那覇の中心部に位置する前島アートセンター(MAC)は、すさまじい仕事ぶりを発揮しているアートNPOである。そのギャラリーとビルの屋上で、写真展は開催された。

岩田雅一の三百枚以上に及ぶ「六ヶ所」のドキュメントは、沖縄の人々に、沖縄以外にある「オキナワ」を突きつけた。そのことは青森県に住む私たち自身が実は何も知らずに暮らしていることをも突きつける。佐々木遊による「テロメとリア」の紙芝居には、特にMACを学童保育所のようにして集まってくる子どもたちが反応した。

半田晴子の黒い写真。花田悟美の触る写真。米内安芸の奇妙なモノクロの、不安げな宙づりの写真。佐々木邦吉の踊る身体を鋭くとらえた写真など。沖縄展の主調テーマは「写真と身体」であった。モレキュラーシアターの苫米地真弓・田島千征らによるダンス、映像作家佐藤英和によるICANOFドキュメンテーション、そして四回のトーク。

なぜ八戸から沖縄なのか。

観光と戦争と基地によって「見られる沖縄」。果たしてそうなのか。沖縄の地にたった数日足を運び、八戸に戻ると、気づかずにいたいくつものことが浮かび上がる。

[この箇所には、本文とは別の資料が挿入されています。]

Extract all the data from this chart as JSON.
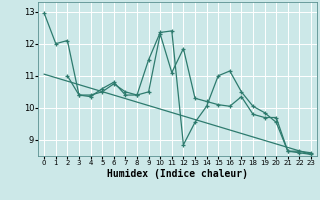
{
  "xlabel": "Humidex (Indice chaleur)",
  "xlim": [
    -0.5,
    23.5
  ],
  "ylim": [
    8.5,
    13.3
  ],
  "yticks": [
    9,
    10,
    11,
    12,
    13
  ],
  "xticks": [
    0,
    1,
    2,
    3,
    4,
    5,
    6,
    7,
    8,
    9,
    10,
    11,
    12,
    13,
    14,
    15,
    16,
    17,
    18,
    19,
    20,
    21,
    22,
    23
  ],
  "line_color": "#2e7b6e",
  "bg_color": "#cce8e8",
  "grid_color": "#ffffff",
  "grid_color_minor": "#e0f0f0",
  "line1_x": [
    0,
    1,
    2,
    3,
    4,
    5,
    6,
    7,
    8,
    9,
    10,
    11,
    12,
    13,
    14,
    15,
    16,
    17,
    18,
    19,
    20,
    21,
    22,
    23
  ],
  "line1_y": [
    12.95,
    12.0,
    12.1,
    10.4,
    10.4,
    10.5,
    10.75,
    10.5,
    10.4,
    10.5,
    12.3,
    11.1,
    11.85,
    10.3,
    10.2,
    10.1,
    10.05,
    10.35,
    9.8,
    9.7,
    9.7,
    8.65,
    8.65,
    8.6
  ],
  "line2_x": [
    2,
    3,
    4,
    5,
    6,
    7,
    8,
    9,
    10,
    11,
    12,
    13,
    14,
    15,
    16,
    17,
    18,
    19,
    20,
    21,
    22,
    23
  ],
  "line2_y": [
    11.0,
    10.4,
    10.35,
    10.6,
    10.8,
    10.4,
    10.4,
    11.5,
    12.35,
    12.4,
    8.85,
    9.55,
    10.05,
    11.0,
    11.15,
    10.5,
    10.05,
    9.85,
    9.55,
    8.65,
    8.6,
    8.55
  ],
  "trend_x": [
    0,
    23
  ],
  "trend_y": [
    11.05,
    8.55
  ]
}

写真もダンスもトークも、見えざるをことをどうやってか、微(かす)かにでも見ようとする試みなのではないか。八戸と沖縄を行き来する道、そこにはいくつもの通路があり、見えない膜が取り巻いている。辿(たど)り着くべきは、その道の途上にいつも在ることなのだろう。(ICANOF事務局長、モレキュラーシアター代表)

(初出:「東奥日報」/2007年1月31日)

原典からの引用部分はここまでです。